The electrochemical behaviour of the MWCNT modified electrodes was investigated pre- and post-modification to determine the ability of the MWCNT formulation to relay an electrochemical response. The voltammetric response of the modified SPE was explored via the redox probe, hexaammineruthenium(III) chloride [54]. The redox behaviour of the SPE was recorded as voltammetric peak-to-peak potential (ΔE_p) of the observed oxidation and reduction peaks [55]. The reversible limit, which is at ΔE_p 59 mV s⁻¹ (298 K) and smaller potentials up to this limit, demonstrated a more reversible electrochemical process [56]. The voltammetric analysis of the C-MWCNT/EDC-NHS/DAO/GA SPE profiles demonstrated an ΔE_p of 150 mV s⁻¹. The increase in peak-to-peak separation was potentially due to the percentage of binder used in the electrode’s fabrication, which has been shown to reduce electron transport at the carbon structure [57]. Furthermore, analysis of the SPEs via the deduction of the heterogeneous electron transfer rate constant value, k⁰ of hexaammineruthenium(III) chloride for the modified SPE, corresponded to 1.71 × 10⁻³ cm s⁻¹. To evaluate the MWCNT structure of the electrode and to confirm its non-porous nature, scan rate studies were carried out where the log of the peak current was measured against the log of the scan rate.

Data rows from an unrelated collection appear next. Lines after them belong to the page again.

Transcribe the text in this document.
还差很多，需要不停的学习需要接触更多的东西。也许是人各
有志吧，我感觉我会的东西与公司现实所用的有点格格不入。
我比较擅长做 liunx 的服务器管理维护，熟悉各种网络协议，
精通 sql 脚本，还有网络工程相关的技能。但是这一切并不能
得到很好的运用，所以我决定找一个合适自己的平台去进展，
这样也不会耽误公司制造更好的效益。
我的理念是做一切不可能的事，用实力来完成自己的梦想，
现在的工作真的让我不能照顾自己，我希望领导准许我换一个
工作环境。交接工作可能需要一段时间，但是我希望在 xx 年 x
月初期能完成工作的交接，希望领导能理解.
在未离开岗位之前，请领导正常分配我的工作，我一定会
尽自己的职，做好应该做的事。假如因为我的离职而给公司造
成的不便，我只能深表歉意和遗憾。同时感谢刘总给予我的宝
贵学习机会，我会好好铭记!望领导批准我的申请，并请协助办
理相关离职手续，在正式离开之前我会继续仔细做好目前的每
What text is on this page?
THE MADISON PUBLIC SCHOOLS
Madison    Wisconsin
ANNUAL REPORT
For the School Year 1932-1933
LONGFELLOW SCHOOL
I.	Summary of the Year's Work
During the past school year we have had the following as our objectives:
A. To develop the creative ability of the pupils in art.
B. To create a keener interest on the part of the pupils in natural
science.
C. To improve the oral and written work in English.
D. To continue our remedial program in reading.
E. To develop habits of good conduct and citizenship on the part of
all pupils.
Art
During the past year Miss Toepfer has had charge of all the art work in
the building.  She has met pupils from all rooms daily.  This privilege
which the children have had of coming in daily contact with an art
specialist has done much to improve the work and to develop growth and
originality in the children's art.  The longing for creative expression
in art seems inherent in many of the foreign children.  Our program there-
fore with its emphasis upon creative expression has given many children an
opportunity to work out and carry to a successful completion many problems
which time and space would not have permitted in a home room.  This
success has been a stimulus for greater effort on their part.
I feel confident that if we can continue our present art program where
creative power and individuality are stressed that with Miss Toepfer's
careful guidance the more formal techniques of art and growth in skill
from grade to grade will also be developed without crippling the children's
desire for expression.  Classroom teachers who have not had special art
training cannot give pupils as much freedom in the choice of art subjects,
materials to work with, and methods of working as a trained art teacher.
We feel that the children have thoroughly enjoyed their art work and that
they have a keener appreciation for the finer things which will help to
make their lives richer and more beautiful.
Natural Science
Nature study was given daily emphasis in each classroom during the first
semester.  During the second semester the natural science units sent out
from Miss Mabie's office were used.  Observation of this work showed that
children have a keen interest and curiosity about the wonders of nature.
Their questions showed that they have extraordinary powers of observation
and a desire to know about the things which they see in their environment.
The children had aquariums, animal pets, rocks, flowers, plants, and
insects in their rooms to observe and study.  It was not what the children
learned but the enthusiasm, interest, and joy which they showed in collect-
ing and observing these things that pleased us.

For a typical diffusion-controlled redox process at a working electrode, one would expect a gradient of close to theoretical 0.5 [58]. The results of this work demonstrated a gradient of 0.4 which is close to the theoretical value of 0.5, thus indicating an electron process which was diffusional and demonstrated a non-porous electrode structure [59].

5. Conclusions

This study demonstrated the successful homogenous dispersion of MWNCTs through the manipulation of the hydrophobic/hydrophilic interactions using diamine oxidase to enable a more uniformed MWCNT suspension. Furthermore, the fabrication of screen-printed carbon electrodes was carried out and its surface properties evaluated, which demonstrated that following the use of the enzyme, a surface with increased wettability and roughness was produced which resulted in an increase in electron transfer. SEM, EDX analysis, and Raman spectroscopy confirmed the presence of the MWCNTs on the electrode surface and demonstrated surface changes with the addition of diamine oxidase and further conjugation molecules. Electrochemical voltammetric analysis of the modified electrode demonstrated efficient electron transfer kinetics and determined the process of electron transfer was diffusion controlled as a result of a non-porous modified working electrode. The biosensing device utilised in this study has the potential to be applied to a range of healthcare-related fields for biomolecule detection where increased sensitivity is paramount.